L’investisseur macro Jordi Visser affirme que l’objectif initial du Bitcoin revient au premier plan alors que la Réserve fédérale est confrontée à un nouveau piège macro formé par la dette, le pétrole, le ralentissement de la croissance et l’affaiblissement de l’emploi. Dans une note publiée le 30 mars sous la bannière « DOGE 2.0 », Visser affirme que cette combinaison pourrait empêcher les décideurs politiques d’imposer le genre de souffrance économique qu’exigerait une lutte traditionnelle contre l’inflation.
Son cadre réutilise l’acronyme en quatre pressions : la dette comme contrainte structurelle, le pétrole comme choc inflationniste, la croissance comme victime du resserrement des conditions et l’emploi comme aspect du mandat de la Fed qui pourrait bientôt devenir prioritaire. L’idée plus large n’est pas simplement que l’inflation pourrait revenir, mais qu’elle pourrait revenir sous une forme que la politique monétaire ne peut pas facilement corriger.

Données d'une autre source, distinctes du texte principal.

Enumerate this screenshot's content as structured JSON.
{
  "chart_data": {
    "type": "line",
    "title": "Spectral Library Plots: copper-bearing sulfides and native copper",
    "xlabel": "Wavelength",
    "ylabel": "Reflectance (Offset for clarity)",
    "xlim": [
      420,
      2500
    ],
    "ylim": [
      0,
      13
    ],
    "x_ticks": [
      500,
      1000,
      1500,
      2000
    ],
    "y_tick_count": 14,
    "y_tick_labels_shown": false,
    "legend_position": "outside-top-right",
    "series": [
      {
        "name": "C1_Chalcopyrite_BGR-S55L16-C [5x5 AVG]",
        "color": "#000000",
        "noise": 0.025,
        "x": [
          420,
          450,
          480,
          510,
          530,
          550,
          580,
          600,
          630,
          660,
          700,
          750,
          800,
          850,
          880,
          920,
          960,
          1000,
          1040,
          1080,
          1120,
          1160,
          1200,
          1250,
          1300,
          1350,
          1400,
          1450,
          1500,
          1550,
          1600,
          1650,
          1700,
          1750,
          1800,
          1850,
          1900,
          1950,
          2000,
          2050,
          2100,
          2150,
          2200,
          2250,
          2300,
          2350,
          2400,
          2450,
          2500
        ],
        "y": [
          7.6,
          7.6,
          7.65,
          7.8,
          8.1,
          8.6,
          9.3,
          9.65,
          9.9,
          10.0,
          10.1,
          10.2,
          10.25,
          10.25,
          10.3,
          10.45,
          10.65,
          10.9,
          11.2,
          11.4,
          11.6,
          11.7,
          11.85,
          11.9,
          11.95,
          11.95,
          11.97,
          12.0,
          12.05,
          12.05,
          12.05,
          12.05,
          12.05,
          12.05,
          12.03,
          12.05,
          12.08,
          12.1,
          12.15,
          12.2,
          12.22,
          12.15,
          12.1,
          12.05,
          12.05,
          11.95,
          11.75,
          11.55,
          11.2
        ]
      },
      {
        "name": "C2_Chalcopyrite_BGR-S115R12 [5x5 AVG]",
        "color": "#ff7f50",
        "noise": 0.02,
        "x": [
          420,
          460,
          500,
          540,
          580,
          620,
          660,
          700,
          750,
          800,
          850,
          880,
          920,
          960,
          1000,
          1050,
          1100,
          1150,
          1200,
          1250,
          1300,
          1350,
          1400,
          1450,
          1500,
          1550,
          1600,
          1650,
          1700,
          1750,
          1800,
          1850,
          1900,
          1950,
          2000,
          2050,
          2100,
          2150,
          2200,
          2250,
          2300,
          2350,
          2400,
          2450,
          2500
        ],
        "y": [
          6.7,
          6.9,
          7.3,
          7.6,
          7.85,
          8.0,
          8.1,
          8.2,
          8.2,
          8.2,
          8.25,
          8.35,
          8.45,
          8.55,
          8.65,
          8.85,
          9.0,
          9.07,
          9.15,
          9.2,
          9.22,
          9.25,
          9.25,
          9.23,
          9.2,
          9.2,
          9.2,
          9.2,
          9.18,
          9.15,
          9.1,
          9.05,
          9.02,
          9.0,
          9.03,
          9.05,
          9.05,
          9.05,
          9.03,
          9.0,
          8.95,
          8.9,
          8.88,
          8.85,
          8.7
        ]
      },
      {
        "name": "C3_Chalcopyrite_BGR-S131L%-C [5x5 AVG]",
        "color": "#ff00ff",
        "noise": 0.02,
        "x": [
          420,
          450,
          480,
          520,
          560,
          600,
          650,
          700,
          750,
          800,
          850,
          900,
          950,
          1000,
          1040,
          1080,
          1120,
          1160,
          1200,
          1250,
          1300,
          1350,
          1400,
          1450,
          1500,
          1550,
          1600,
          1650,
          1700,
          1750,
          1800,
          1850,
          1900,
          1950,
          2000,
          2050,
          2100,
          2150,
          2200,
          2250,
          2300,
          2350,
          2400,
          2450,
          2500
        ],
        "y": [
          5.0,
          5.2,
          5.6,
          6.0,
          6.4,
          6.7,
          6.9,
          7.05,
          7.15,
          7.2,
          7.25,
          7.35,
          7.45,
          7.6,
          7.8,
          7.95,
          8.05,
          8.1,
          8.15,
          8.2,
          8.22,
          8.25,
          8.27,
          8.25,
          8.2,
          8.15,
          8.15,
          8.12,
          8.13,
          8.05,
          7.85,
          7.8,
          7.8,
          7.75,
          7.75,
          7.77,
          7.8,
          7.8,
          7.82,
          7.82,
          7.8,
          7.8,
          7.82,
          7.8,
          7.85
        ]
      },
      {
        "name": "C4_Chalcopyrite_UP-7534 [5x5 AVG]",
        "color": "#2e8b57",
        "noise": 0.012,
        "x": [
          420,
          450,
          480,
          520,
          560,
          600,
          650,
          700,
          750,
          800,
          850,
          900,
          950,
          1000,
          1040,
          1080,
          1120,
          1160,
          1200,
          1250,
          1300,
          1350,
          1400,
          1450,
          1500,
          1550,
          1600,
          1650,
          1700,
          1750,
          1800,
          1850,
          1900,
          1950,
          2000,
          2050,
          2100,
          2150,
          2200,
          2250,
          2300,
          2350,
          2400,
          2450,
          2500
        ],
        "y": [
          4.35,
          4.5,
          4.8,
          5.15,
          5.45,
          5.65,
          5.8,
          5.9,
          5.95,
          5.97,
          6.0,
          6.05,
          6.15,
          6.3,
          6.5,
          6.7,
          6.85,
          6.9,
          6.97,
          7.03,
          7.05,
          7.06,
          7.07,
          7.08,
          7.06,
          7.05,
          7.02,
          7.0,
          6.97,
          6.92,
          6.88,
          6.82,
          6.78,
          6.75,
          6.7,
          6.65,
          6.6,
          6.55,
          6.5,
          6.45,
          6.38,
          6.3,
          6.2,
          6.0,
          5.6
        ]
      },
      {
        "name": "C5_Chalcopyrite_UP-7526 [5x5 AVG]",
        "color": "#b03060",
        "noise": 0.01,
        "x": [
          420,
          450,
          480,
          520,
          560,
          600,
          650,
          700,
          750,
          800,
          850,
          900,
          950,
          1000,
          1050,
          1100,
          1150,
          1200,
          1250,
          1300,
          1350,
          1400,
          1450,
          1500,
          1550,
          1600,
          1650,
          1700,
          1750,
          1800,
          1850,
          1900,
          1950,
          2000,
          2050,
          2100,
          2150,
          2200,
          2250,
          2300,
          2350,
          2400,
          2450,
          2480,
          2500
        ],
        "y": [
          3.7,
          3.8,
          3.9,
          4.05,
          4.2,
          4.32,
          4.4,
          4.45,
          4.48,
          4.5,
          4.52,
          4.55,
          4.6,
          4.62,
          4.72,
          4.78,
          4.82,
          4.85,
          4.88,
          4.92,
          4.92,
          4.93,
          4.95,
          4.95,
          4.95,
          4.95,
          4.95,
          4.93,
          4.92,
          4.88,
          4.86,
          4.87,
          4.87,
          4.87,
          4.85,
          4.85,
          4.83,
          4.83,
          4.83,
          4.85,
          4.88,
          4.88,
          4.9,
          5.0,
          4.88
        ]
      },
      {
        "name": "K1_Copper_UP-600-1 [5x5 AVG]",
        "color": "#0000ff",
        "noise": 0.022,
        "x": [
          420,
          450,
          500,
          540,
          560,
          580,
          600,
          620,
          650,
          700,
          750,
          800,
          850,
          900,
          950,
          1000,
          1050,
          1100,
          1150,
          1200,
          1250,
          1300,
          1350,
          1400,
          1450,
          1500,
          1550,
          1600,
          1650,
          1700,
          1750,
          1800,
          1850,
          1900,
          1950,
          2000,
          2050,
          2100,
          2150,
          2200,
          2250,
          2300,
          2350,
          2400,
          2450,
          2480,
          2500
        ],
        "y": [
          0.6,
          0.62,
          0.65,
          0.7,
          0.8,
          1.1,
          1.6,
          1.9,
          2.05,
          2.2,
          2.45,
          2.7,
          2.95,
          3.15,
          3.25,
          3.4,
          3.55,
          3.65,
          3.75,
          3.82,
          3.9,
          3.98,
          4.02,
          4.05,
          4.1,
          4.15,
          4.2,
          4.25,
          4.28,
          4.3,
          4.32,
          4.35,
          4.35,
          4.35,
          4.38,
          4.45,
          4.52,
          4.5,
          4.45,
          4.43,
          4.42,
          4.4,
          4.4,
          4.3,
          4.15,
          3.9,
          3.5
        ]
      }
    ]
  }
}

Pourquoi Bitcoin pourrait être le grand gagnant
L’argument de Visser commence par la tension du côté de l’offre. Il souligne la hausse des prix du pétrole après que la guerre avec l’Iran a perturbé les flux traversant le détroit d’Ormuz, tandis que les pressions sur les prix des importations et la hausse des coûts des puces mémoire liées à la demande d’IA se répercutaient déjà sur les chaînes d’approvisionnement mondiales. “C’est ce qui rend ce moment dangereux”, écrit-il. “Le problème de l’inflation est peut-être en train de réapparaître, mais il revient pour des raisons que la Fed ne peut pas facilement résoudre, alors que l’accessibilité financière reste un problème politique majeur. Les hausses de taux ne rouvrent pas Ormuz. Elles ne créent pas plus de DRAM.”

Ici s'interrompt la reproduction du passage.